Member of the Osun State House of Assembly from Ife-North Local Government
- Constituency: Ife-North

Personal details
- Born: 27 February 1983 (age 43) Ipetumodu,Ife-North Local Government Osun State Nigeria
- Party: People's Democratic Party
- Alma mater: Lead City University;
- Occupation: Politician; Entrepreneur;

= Akinyode Abidemi Oyewusi =

Nigerian politician (born 1983)

Akinyode Abidemi Oyewusi is a Nigerian politician representing the Ife-North constituency, local government area in the Osun State House of Assembly and the Deputy Speaker of Osun State House of Assembly.

== Early life and education ==
Akinyode was born on 27 February 1983, in Ipetumodu, Ife-North constituency, Osun State, Nigeria.
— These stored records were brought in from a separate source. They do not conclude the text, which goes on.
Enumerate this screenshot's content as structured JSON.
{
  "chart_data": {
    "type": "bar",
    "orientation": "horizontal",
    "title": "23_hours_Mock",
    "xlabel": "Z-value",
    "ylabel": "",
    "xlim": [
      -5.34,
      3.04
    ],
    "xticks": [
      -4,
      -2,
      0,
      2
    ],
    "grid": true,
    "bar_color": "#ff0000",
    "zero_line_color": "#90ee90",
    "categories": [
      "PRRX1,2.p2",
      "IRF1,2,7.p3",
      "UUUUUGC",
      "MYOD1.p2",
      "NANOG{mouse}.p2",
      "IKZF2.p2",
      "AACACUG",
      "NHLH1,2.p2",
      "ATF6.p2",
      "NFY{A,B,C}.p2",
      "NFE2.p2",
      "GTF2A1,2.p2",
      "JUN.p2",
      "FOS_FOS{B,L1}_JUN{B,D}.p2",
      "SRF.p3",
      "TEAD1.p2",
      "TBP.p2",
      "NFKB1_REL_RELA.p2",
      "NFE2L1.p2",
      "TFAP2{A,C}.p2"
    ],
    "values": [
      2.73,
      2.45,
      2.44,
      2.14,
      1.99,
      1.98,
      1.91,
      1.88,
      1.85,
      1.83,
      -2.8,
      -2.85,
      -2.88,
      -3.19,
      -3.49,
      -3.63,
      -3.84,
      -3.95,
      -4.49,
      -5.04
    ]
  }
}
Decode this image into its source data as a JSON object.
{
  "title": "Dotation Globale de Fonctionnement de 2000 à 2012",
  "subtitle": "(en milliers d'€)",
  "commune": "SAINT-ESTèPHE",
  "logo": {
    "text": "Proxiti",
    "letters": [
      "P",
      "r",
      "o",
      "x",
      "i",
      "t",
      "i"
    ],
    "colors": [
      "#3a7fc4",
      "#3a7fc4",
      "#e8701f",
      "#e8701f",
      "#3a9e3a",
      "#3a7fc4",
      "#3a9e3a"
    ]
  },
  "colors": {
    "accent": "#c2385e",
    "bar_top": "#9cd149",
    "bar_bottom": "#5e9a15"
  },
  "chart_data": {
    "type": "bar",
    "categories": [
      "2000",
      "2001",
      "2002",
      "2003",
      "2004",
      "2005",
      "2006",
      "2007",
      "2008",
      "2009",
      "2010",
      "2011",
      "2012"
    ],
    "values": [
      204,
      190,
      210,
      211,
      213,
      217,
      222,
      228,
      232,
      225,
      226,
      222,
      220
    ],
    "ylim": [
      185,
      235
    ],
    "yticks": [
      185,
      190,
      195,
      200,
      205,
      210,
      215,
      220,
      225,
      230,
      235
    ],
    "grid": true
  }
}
Akinyode completed his primary and secondary education in Ibadan, Oyo State, where he earned his First School Leaving Certificate and Senior Secondary School Certificate. He then pursued a bachelor's degree in Political Science and International Relations at Lead City University in Ibadan..

== Career ==
Akinyode is an entrepreneur and founder of Raregeode Company Limited and Acumen Forte Limited, a construction company. Before joining politics, he was elected as the Deputy Speaker of the 8th Osun State House of Assembly, where he represented Ife-North constituency under the People's Democratic Party (PDP) platform.